Dale Mae thumped him on the nose and held him by the back of the neck with one hand and at the small of the back with the other and pulled hard with both hands, scaring him with her strength.
All along the watchtower, it was quiet. “I think songbirds are overrated,” Mr. Albemarle offered. “Really inflated. Not nowhere near what they’re cracked up to be.”

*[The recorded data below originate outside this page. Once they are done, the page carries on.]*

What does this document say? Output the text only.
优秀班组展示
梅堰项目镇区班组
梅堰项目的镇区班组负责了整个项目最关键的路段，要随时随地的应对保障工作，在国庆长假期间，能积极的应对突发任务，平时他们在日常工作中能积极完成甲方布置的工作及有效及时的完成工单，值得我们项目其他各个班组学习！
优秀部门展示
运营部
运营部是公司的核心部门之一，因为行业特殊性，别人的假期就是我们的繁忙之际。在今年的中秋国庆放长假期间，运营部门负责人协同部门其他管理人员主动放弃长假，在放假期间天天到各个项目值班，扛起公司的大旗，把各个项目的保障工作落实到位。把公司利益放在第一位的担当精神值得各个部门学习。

Mr. Albemarle got them two buckets of range balls from a vending machine he’d never seen all along the watchtower before. As much as he had patrolled it, this caused him wonder. The machine itself was a wonder: a plastic fluorescent box dispensing not junk food or soda water but golf balls. What would come out of a vending machine next? Shoes? Pets? Beside the machine, incongruously to his mind, was a barrel full of clubs, for free use in ridding yourself of your buckets of balls. Mr. Albemarle got them each a driver, and he and Dale Mae slapped and topped and scuffed and hooked and sliced and shanked and chillied the balls into the moat of spoiled affection. Mr. Albemarle had the feeling that each ball contained a message of some sort to the brokenhearted from the not yet broken. They were like fortune cookies except that they were more like misfortune cookies. He could not imagine what one of these misfortunes might actually have said, and when he inspected a ball it read only “ProStaff” or “Titleist 4” or “The Golden Bear.” Yet he felt that each ball, whether it soared over or squibbed immediately down into the moat, carried a secret meaning from the players all along the watch-tower to the wrecked players beneath it.